I once had a medical condition that required a 'super-drug antibiotic' that was not covered under the CF plan (Blue Cross).

My civilian surgeon wrote the prescription, my husband took it into a civilian pharmacy, they called the 1-800 on the back of the card, someone authorized it via the phone, my husband paid no cash, got my drugs, and brought them home.

So, in my case, the system worked as outlined below by Col Scott.
 
I still don't see what the big deal is if it were just a case of the CF not requiring for its membership, a plethora of drugs for diseases with little or  no incidence or prevalence amongst its membership, to simply cut back the list.  Put the savings into something else.  A case-by-case need already exists for those extenuating circumstances of a non-covered drug. 

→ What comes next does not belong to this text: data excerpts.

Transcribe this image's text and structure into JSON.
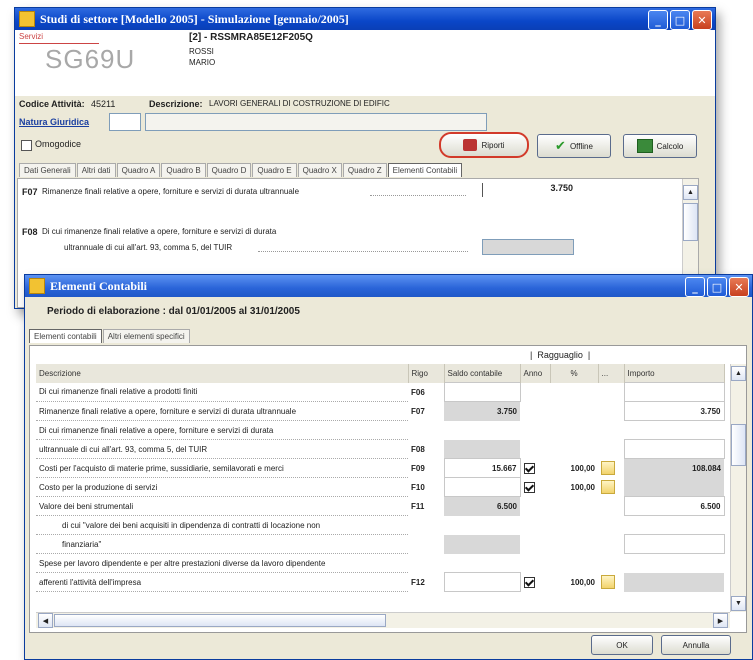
{
  "back_window": {
    "title": "Studi di settore  [Modello 2005] - Simulazione [gennaio/2005]",
    "logo_text": "SG69U",
    "logo_small": "Servizi",
    "taxpayer_code": "[2] - RSSMRA85E12F205Q",
    "surname": "ROSSI",
    "name": "MARIO",
    "activity_code_label": "Codice Attività:",
    "activity_code": "45211",
    "description_label": "Descrizione:",
    "description": "LAVORI GENERALI DI COSTRUZIONE DI EDIFIC",
    "legal_nature_label": "Natura Giuridica",
    "checkbox_label": "Omogodice",
    "buttons": {
      "reports": "Riporti",
      "offline": "Offline",
      "calc": "Calcolo"
    },
    "tabs": [
      "Dati Generali",
      "Altri dati",
      "Quadro A",
      "Quadro B",
      "Quadro D",
      "Quadro E",
      "Quadro X",
      "Quadro Z",
      "Elementi Contabili"
    ],
    "rows": [
      {
        "code": "F07",
        "text": "Rimanenze finali relative a opere, forniture e servizi di durata ultrannuale",
        "value": "3.750"
      },
      {
        "code": "F08",
        "text": "Di cui rimanenze finali relative a opere, forniture e servizi di durata",
        "text2": "ultrannuale di cui all'art. 93, comma 5, del TUIR",
        "value": ""
      }
    ]
  },
  "front_window": {
    "title": "Elementi Contabili",
    "period": "Periodo di elaborazione : dal 01/01/2005  al 31/01/2005",
    "tabs": [
      "Elementi contabili",
      "Altri elementi specifici"
    ],
    "group_header": "Ragguaglio",
    "columns": {
      "desc": "Descrizione",
      "rigo": "Rigo",
      "saldo": "Saldo contabile",
      "anno": "Anno",
      "perc": "%",
      "dots": "...",
      "importo": "Importo"
    },
    "rows": [
      {
        "desc": "Di cui rimanenze finali relative a prodotti finiti",
        "rigo": "F06",
        "saldo": "",
        "anno": false,
        "perc": "",
        "importo": "",
        "saldo_style": "white",
        "imp_style": "white"
      },
      {
        "desc": "Rimanenze finali relative a opere, forniture e servizi di durata ultrannuale",
        "rigo": "F07",
        "saldo": "3.750",
        "anno": false,
        "perc": "",
        "importo": "3.750",
        "saldo_style": "gray",
        "imp_style": "white"
      },
      {
        "desc": "Di cui rimanenze finali relative a opere, forniture e servizi di durata",
        "rigo": "",
        "saldo": "",
        "anno": false,
        "perc": "",
        "importo": "",
        "saldo_style": "none",
        "imp_style": "none"
      },
      {
        "desc": "ultrannuale di cui all'art. 93, comma 5, del TUIR",
        "rigo": "F08",
        "saldo": "",
        "anno": false,
        "perc": "",
        "importo": "",
        "saldo_style": "gray",
        "imp_style": "white"
      },
      {
        "desc": "Costi per l'acquisto di materie prime, sussidiarie, semilavorati e merci",
        "rigo": "F09",
        "saldo": "15.667",
        "anno": true,
        "perc": "100,00",
        "importo": "108.084",
        "saldo_style": "white",
        "imp_style": "gray"
      },
      {
        "desc": "Costo per la produzione di servizi",
        "rigo": "F10",
        "saldo": "",
        "anno": true,
        "perc": "100,00",
        "importo": "",
        "saldo_style": "white",
        "imp_style": "gray"
      },
      {
        "desc": "Valore dei beni strumentali",
        "rigo": "F11",
        "saldo": "6.500",
        "anno": false,
        "perc": "",
        "importo": "6.500",
        "saldo_style": "gray",
        "imp_style": "white"
      },
      {
        "desc": "di cui \"valore dei beni acquisiti in dipendenza di contratti di locazione non",
        "rigo": "",
        "saldo": "",
        "anno": false,
        "perc": "",
        "importo": "",
        "saldo_style": "none",
        "imp_style": "none",
        "indent": true
      },
      {
        "desc": "finanziaria\"",
        "rigo": "",
        "saldo": "",
        "anno": false,
        "perc": "",
        "importo": "",
        "saldo_style": "gray",
        "imp_style": "white",
        "indent": true
      },
      {
        "desc": "Spese per lavoro dipendente e per altre prestazioni diverse da lavoro dipendente",
        "rigo": "",
        "saldo": "",
        "anno": false,
        "perc": "",
        "importo": "",
        "saldo_style": "none",
        "imp_style": "none"
      },
      {
        "desc": "afferenti l'attività dell'impresa",
        "rigo": "F12",
        "saldo": "",
        "anno": true,
        "perc": "100,00",
        "importo": "",
        "saldo_style": "white",
        "imp_style": "gray"
      }
    ],
    "footer": {
      "ok": "OK",
      "cancel": "Annulla"
    }
  }
}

What I'm getting from this article is that the CF, MSB, VAC, PSC and RCMP plans are all tied together and therefore, if one group reduces its formulary then all groups will have the same effect.  (that would be a bigger deal if vets or PSC for example, lost a number of drugs that their population does use and require) Or in the alternative, if one group insists on maintaining its formulary, all other groups will continue to pay for drugs that are unnecessary.  Wyatt's group is for the moment,a louder voice but not necessarily the one voice the beancounters are going to listen to when it comes to decision time. I'd still like to see the cost benefit numbers.
 
The Librarian said:
OK from my lane,
< snip >
So, in my case, the system worked as outlined below by Col Scott.

Your lane is a lot closer than my lane, so I'm glad you posted your experience. Good stuff.
 
The article is for info, there is no big deal at all. Thanks to Tony for bringing in an article that outlines policy for all to read.